Startled, I said, “Well, hello there.”
He said, “That was so loud I thought you fell.”
We laughed so hard. He must have hit only three steps of the full staircase, he moved so quickly.
I felt like I didn’t really know him very well before the accident. Maybe my entire life. He was eight years older, so we never hung out. But after the accident we became extremely close. He lived down the street and came over for dinner, and I saw him much more than when we were young. I was grateful for renewing that connection. It was awesome just to be able to chill with him in a way that I hadn’t expected.
CHAPTER 18
The Ugly Reality
Unfortunately, while I was getting used to things inside of my home, factors I couldn’t control outside of my home painted an unexpected p
icture of how people with spinal cord injuries are sometimes treated. Ugly truths began to reveal themselves to me, and I was shocked by some of my experiences.
I’d never really given parking much thought, but when my mother started driving me around, we soon realized that accessible spaces were scarce and that few people respected the law.
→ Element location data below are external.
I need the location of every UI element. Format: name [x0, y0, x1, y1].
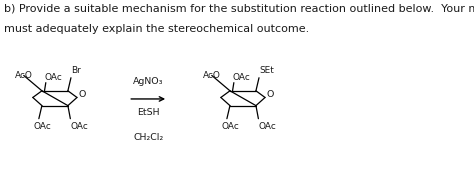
Text: O: O [79, 90, 86, 99]
Text: SEt: SEt [259, 66, 274, 75]
Text: OAc: OAc [44, 73, 62, 82]
Text: AcO: AcO [203, 71, 221, 80]
Text: OAc: OAc [70, 122, 88, 131]
Text: must adequately explain the stereochemical outcome.: must adequately explain the stereochemic… [4, 24, 310, 34]
Text: EtSH: EtSH [137, 108, 159, 117]
Text: AgNO₃: AgNO₃ [133, 77, 164, 86]
Text: O: O [266, 90, 274, 99]
Text: b) Provide a suitable mechanism for the substitution reaction outlined below.  Y: b) Provide a suitable mechanism for the … [4, 3, 474, 13]
Text: OAc: OAc [221, 122, 239, 131]
Text: CH₂Cl₂: CH₂Cl₂ [133, 133, 163, 142]
Text: OAc: OAc [232, 73, 250, 82]
Text: AcO: AcO [15, 71, 33, 80]
Text: Br: Br [71, 66, 81, 75]
Text: OAc: OAc [33, 122, 51, 131]
Text: OAc: OAc [258, 122, 276, 131]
I even began to think about the name handicap parking and why it was still socially acceptable. The term handicap originated in a time when people who were in wheelchairs and couldn’t work would have to put a hat out for money, or a “handi-cap.” Many people don’t know that history, and when they say that word, they don’t mean anything by it.
My first run-in with the issue was when I still had a neck brace on, and at that point I had no idea that people abuse handicap parking spots the way they do. A guy on a motorcycle had parked between the lines of two handicap spots; usually that space is reserved for a ramp to come out. Regardless, I don’t know why anyone would park there; obviously someone could come out of their car in a wheelchair, and anyone thinking logically would know that they needed space to do so.
I was in my mother’s car, and I had to be slide-boarded out of it. My mom had to get in front of me to slide me out of the car. The guy had parked so close. Now, I was a confident person, but I did not want to be dragged out of a car like a ragdoll with a neck brace right in front of some idiot because he was too stubborn to move. It just was not a comfortable situation. I remember my mom asking him very nicely to move. He said, “All right,” and then all he did was bring his leg around to the other side of his motorcycle. This guy didn’t even look me in the eye, didn’t make any space for me to get out. He was such an asshole. He just sat there, right next to our car—one foot away from my wheelchair. A waitress came out, and he sat there flirting with her while I was struggling with my mom to get out of the car and into my chair. I said to my mother out loud, “Is this really happening?” We were boiling mad, since it was so soon after the accident and we hadn’t encountered anyone quite so obnoxious and selfish. I should have said more. I wasn’t afraid of him or even nervous, but until that point, I just had not known people acted like that. He could clearly see I was sitting in the car with a neck brace and a wheelchair, and he needed to get out of the way and he wouldn’t. I thought, Just get out of the way. Period. It boggled my mind. Of course, just as I was out and in the chair, he took off, revving up the bike really loudly and speeding away. He couldn’t even walk his motorcycle out four feet. He had to start it next to us like that.